"Miss Strange," he said, "I assure you you are making too much of this accident. Regrets are wasted on it. Mine was a business letter, it is true, but the chances are that it would have come to nothing. I hesitated a long while before I wrote it, and I am not sure it was not a mistake. Think no more about it."
"Will you write again?" she persisted.
"Oh, we shall see. I'm going up to town to-morrow—I can settle everything then. I don't think there will be any occasion to write."
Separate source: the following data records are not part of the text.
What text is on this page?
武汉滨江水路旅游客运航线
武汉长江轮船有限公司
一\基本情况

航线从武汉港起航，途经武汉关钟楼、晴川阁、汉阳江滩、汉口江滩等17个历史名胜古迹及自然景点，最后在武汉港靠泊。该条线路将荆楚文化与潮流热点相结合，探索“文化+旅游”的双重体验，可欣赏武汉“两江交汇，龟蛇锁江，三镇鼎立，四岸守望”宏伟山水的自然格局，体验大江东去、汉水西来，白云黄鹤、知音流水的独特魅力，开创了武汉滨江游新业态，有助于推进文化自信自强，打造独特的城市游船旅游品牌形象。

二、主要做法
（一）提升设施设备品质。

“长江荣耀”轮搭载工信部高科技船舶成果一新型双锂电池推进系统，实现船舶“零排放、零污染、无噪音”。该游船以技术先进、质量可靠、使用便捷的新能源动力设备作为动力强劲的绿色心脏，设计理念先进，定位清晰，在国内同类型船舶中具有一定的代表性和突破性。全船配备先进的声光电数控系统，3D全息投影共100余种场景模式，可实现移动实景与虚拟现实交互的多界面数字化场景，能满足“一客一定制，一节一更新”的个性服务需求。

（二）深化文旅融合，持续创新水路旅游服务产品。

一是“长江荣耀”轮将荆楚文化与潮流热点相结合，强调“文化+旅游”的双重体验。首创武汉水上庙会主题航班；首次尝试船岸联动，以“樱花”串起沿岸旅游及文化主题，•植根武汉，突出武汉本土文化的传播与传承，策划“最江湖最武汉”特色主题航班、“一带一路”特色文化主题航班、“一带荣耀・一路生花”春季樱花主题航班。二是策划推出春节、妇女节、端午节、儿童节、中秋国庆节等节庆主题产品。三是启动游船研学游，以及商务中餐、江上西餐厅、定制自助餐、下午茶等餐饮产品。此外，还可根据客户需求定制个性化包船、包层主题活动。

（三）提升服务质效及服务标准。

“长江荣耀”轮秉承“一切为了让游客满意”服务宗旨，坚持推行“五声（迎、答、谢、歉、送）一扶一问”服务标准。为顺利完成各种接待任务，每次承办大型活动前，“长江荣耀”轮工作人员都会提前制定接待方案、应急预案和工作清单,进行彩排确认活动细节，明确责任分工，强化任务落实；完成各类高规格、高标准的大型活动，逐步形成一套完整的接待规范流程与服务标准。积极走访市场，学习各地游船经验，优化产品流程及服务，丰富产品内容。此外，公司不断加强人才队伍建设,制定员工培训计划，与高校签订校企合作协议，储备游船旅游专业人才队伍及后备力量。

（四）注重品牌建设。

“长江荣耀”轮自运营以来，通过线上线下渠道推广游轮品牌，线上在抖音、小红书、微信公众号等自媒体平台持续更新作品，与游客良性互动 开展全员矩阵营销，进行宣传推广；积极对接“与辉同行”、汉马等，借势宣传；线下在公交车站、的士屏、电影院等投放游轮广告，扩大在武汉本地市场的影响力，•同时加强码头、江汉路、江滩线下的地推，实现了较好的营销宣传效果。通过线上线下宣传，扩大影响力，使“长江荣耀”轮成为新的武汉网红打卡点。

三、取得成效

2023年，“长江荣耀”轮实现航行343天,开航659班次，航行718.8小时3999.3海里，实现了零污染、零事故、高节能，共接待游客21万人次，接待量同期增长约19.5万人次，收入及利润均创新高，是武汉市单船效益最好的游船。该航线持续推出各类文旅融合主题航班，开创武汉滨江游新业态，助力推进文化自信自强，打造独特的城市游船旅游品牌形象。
He realised his utter severance from all his hopes when he heard himself say that he was going back to town. The girl who stood questioning him had kindled a strange brightness in his life, a light which revealed her own ripe-lipped, radiant face, and then with capricious breath had blown it out again, and left him in darkness and alone. He had lost her, and yet, by a fantastic contradiction, she had never been half so near to him as at that moment. "You are deceiving me!" she said, sorrowfully. "Don't think I don't know it! Oh, if there were anything I could do to make amends!" And in her pain and pity, and her certainty that in some unspoken way she had wronged him more than she could understand, she unconsciously swayed towards Reynold with her eyes and lips uplifted. She wanted to quiet the aching of her regret. She wanted a channel through which her over-wrought feelings, might pour in atoning self-sacrifice.
He knew that she did not love him, though she herself was ignorant of her own heart, but he also knew that he might have her in his arms if he chose, acquiescent, remorseful, submissive, with her head upon his breast. That one moment was his. Through the fierce throbbing of his pulses he was oddly conscious of all his surroundings—the little room which smelt of paraffin and of unused furniture, the letters lying on the magenta table-cloth, the slippery little horse-hair sofa from which Barbara had risen to meet him; everything was mean, dreary, and hideous. But he had only to make one step across the patchwork rug of red and black, only to ask her to share that hopeless future of his, and he might take her to himself in her pliant grace, and his lips would meet hers!
He was her master, yet he stood still drawing his breath deeply, and eyeing the parti-coloured rug as if it were a yawning gulf between them. He would not cross it, he would say no word of love or of reproach to spoil her after-life, but his soul was bitter as gall. At that moment he felt himself strong enough to give up everything, but he could not be tender. Was she in later days to remember him vaguely as a poor sullen fellow whose schemes and talk came to nothing, who was too helpless to make his way in the world? Was she, perhaps, to try to do something for him—to recommend him, for instance, to some friend who wanted a tutor for a dull boy? Was she to give him her little dole of pity and friendship? No, by Heaven! he would not have that, when he might have taken herself. Why should he suffer in silence, and not inflict one answering touch of pain, if only that he might feel his power to wound? She was trying him too cruelly with that innocent offer of atonement, which meant so much more than she understood.
Because he would not speak the "Marry me, Barbara!" which was at his very lips, he controlled his voice and asked with an air of polite inquiry, "What is it that you so kindly wish to do for me?"
"What? Oh, I don't know!" she faltered in confusion. "What can I do? I don't know. Only if there were anything—if there ever could be——"
He looked at her, gravely at first, then with a smile that deepened slowly. She met his glance with her appealing eyes, but she could not meet his smile. Its derision reached her like a stinging lash, and she shrank away. "I wish I had never come!" she said in a low tone. All her sweet compassionate longing was driven back upon her heart by his mocking smile, and turned to something that choked her. "I wish I hadn't!" she repeated in a stifled voice, and went towards the door, eager to escape.
Reynold perceived that he had succeeded admirably. It seemed unlikely that Barbara would ever come to him again.